Reflections on the Good Friday and Easter Gospels

Good Friday: John 18 & 19

Powerlessness, suffering and injustice are experiences the human race knows very well.  And they lie at the heart of these stories.  Jesus is revealed, not as a far-off ruler, but as someone who is with us in the midst of these things.

He is human—and so bears these experiences alongside us.  But he is also divine—and so his bearing of judgment, hatred and violence also vanquishes them.

Jesus becomes our sacrifice.  He is scapegoated by humans unnerved and disappointed by his message.  Some are unnerved because his truth-telling challenges their lies and their manipulation.  Others are disappointed, having expected Jesus to be a very different kind of Messiah.They thought he would impose God’s Kingdom at the end of a sword.  But, as Jesus tells his disciples, those who live by the sword die by the sword.  A Kingdom imposed by violence and fear could not be God’s Kingdom.

The Kingdom Jesus brings in is one where domination, violence and judgement are conquered by self-giving love.  This is his new creation, born in the water and the blood which flow from his side.  As we are reminded on Maundy Thursday, we taste and see this new creation both in the sacramental life of the church and in practical acts of love.

Easter Vigil: Luke 24.1-12   Easter Day: John 20.1-9

The Easter Gospels are joyful; but they are also filled with confusion and even fear.  Expectations are upset. What was secure is turned upside-down.   Jesus’ journey from death to new life is foreshadowed by the Jewish exodus from slavery in Egypt to freedom in the Promised Land.  That too was a disorienting experience—an uncertain journey, requiring courage and faith.

Neither exodus nor Easter spell an immediate end to struggle and pain.  The early Church soon faced the realities of persecution and violence.

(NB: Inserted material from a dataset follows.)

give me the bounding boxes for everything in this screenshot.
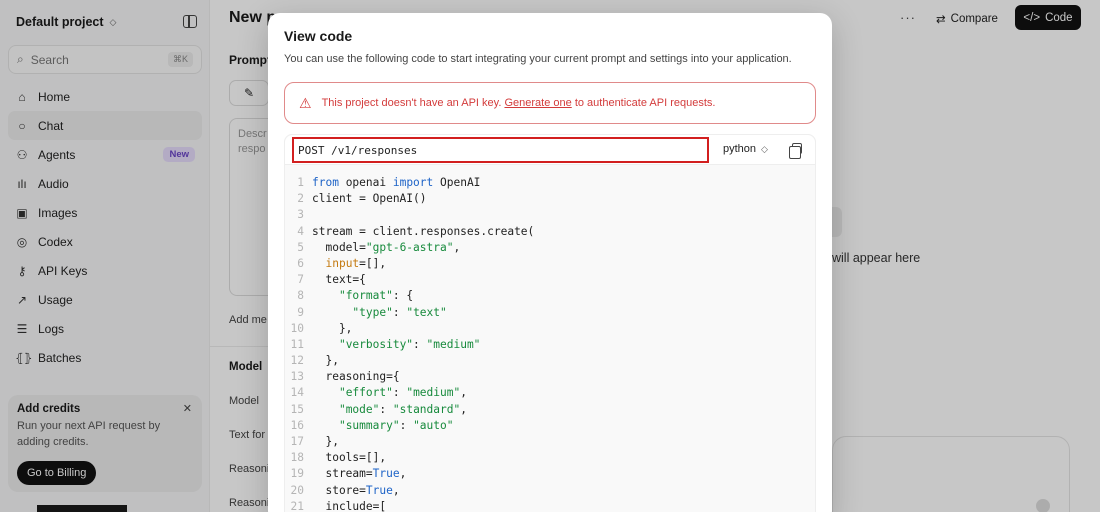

Resurrection life is found where human beings cease to see their good as something to be won over against others, and cease to scapegoat those who are unlike them.  Our risen Lord was the ultimate scapegoat – the friend and healer of those his society rejected, the one crucified ‘outside the gate’.  The Gospels make the extraordinary claim that this radical and sacrificial identification with outcasts and scapegoats is the way to life all its fullness.